The Clear Creek Chapel Cemetery, Clearcreek Twp, Warren Co, Ohio
Locally known as the Null Cemetery, on Red Lion-Five Points Rd, Springboro, Warren Co, Ohio. The Null family were the first settlers
of Springboro as evidenced by the Null cabin on the southern ridge overlooking the Clear Creek Valley.
The 2013, Blinn Family Restoration Project ___________________________________________________
The Lebanon Pioneer Cemetery, Lebanon, Turtlecreek Twp, Warren Co, Ohio.
The north half was originally the Baptist Graveyard.
The south half was originally the Methodist Graveyard Beers 1882, History of Warren County contains the following comments: "What is known as the Methodist Graveyard, which
adjoins the Baptist burying-ground on the south, does not seem to have been used as such until about 1820. There is now no line
marking the boundary between the two yards, both being within the same inclosure, and the whole comprises a square within
the corporate limits of Lebanon. Although some of the remains have been removed to the new cemetery, the grounds are still
kept in good preservation, and no steps have as yet been taken for their abandonment as graveyards." ___________________________________________________
The Crosson Cemetery, Harlan Twp, Warren Co, Ohio
The Crosson Cemetery is northwest of the village of Butlerville on the south side of Roachester-Cozzadale Rd north of Morrow-Rossburg Road
Of the Crosson Cemetery, Beers 1882 History of Warren County says, "William Crosson died on April 3, 1879, in the eighty-fourth year of his age, his wife
having departed this life in 1874, at the age of nearly seventy-five years. They lie in the cemetery given by him to the public near his old home. " Link to Crosson Cemetery Clinic - Pictorial ___________________________________________________
The Springboro Universalist Cemetery, Springboro, Clearcreek Twp, Warren Co, Ohio
The Springboro Universalist Church was built on the north end of town in 1842, on land
purchased from the Gregg family. The cemetery was located in a 1/2 acre lot
behind the church. The 1st known burial was that of Nicholas Fye in 1837
and by 1850 the cemetery was said to be 40% full. In 1905 the congregation built a new stone church at 300 South Main St.,
but the membership fell off to 13 people by 1950 and the church was disbanded. Known burials in the cemetery date from 1837
to 1867 although other records indicate the last burial occurred in 1954.
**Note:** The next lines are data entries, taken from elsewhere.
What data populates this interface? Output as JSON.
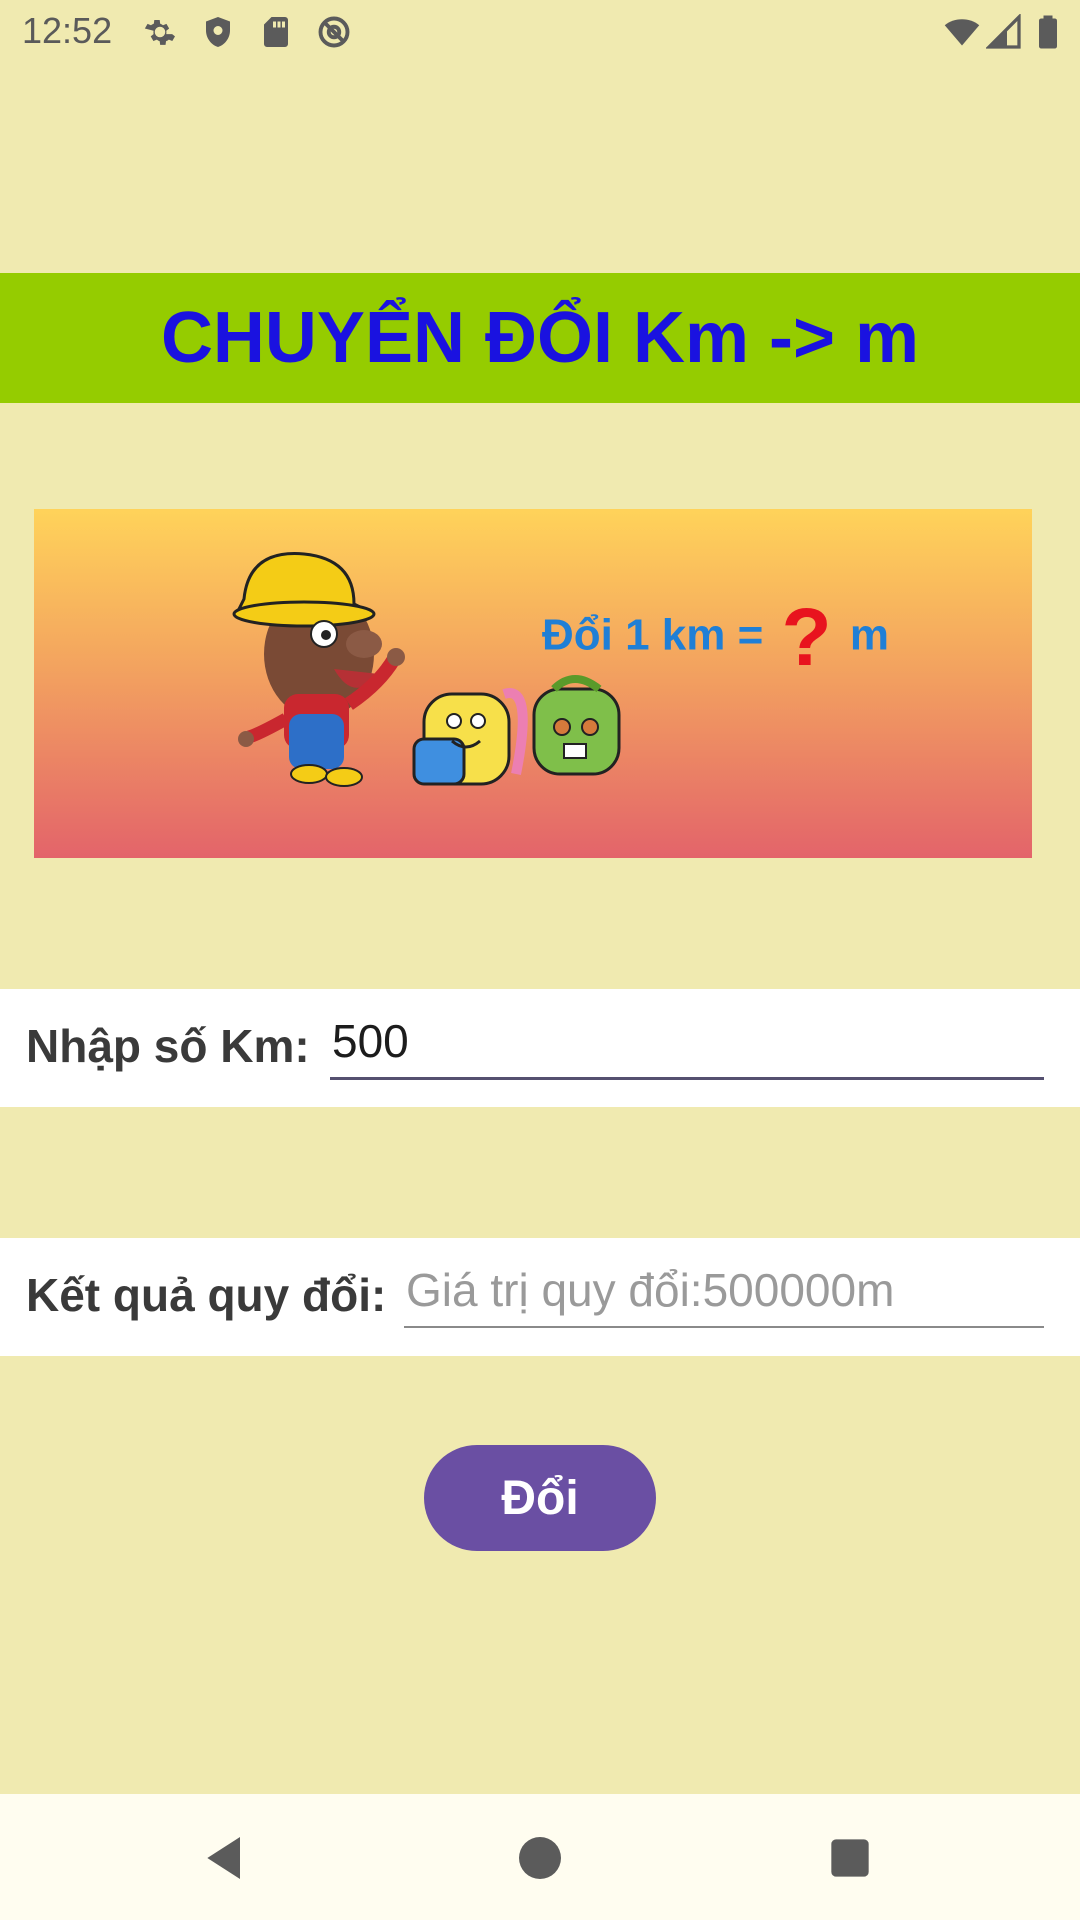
{
  "status_bar": {
    "time": "12:52",
    "left_icons": [
      "gear-icon",
      "shield-icon",
      "sd-card-icon",
      "at-sign-icon"
    ],
    "right_icons": [
      "wifi-icon",
      "cell-signal-icon",
      "battery-icon"
    ]
  },
  "header": {
    "title": "CHUYỂN ĐỔI Km -> m",
    "title_color": "#1a12e0",
    "bar_color": "#95cc00"
  },
  "banner": {
    "text_prefix": "Đổi 1 km = ",
    "question_mark": "?",
    "text_suffix": " m"
  },
  "form": {
    "km_label": "Nhập số Km:",
    "km_value": "500",
    "result_label": "Kết quả quy đổi:",
    "result_placeholder": "Giá trị quy đổi:500000m"
  },
  "actions": {
    "convert_label": "Đổi",
    "convert_color": "#6a4fa3"
  },
  "nav_bar": {
    "buttons": [
      "back-icon",
      "home-icon",
      "recents-icon"
    ]
  }
}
Works needs to be done. Let us know if you or your group is interested in helping out. We especially need
people with an artistic touch to mortar the cracks still remaining after the stones are epoxied together.
Over two hundred people have attended clinics presented by the genealogical society, where detailed
and proper restoration techniques have been taught. As a result, many area cemeteries are being
resurrected, correctly. Many more are in need of attention.
Trained volunteers are needed! Become a trained volunteer!
Inquire about our next workshop restoration work day, or all-day, in-cemetery restoration workshop.
Comments from attendees of previous workshops:
"The cemetery restoration clinic was one of the best sessions that I have ever attended. It was an eye-opening experience on what should and
should not be done to protect, repair and preserve the gravestones in our historic cemeteries. I'm ready to sign up when you have another clinic."
"What a wonderful project! A great effort to preserve history and to share knowledge. Mr. Walter's presented a wonderful clinic
and has inspired us to become active in the preservation of our own ancestral cemeteries."
"This workshop was much better than I expected!" ______________________________________________________________________________________________________________
Pictured below are a few of the stones we have restored.
In the Springboro Universalist Cemetery, “The Twins” stone had deteriorated to the point where we had
a very difficult time deciphering the information: Sarah Johnson and Sarah Rees. Were they siblings?
We hope to apply new digital imaging techinques to make reading similarly, seriously deteriorated markers much easier!
Above, on the right, the obelisk for Dr. Patton's wife, Emeline, weighing close to a ton, lies on the ground in pieces. With the
use of a hoist Emeline Patton's obelisk and Lydia Munger's obelisk in the background are now back as they were originally!
Below, "Little Willie's stone received some cleaning, was repaired and is standing in it's proper place.
“Willie” Lipp (1858-1860) was the son of C.I. and I.A. Lipp of Springboro, Warren, Ohio.
This small, marble gravemarker is ornately carved, and, sadly, was two pieces. However, the break was fairly clean
and repair was not be too difficult. Its slotbase still marked the grave in front of the large pin oak.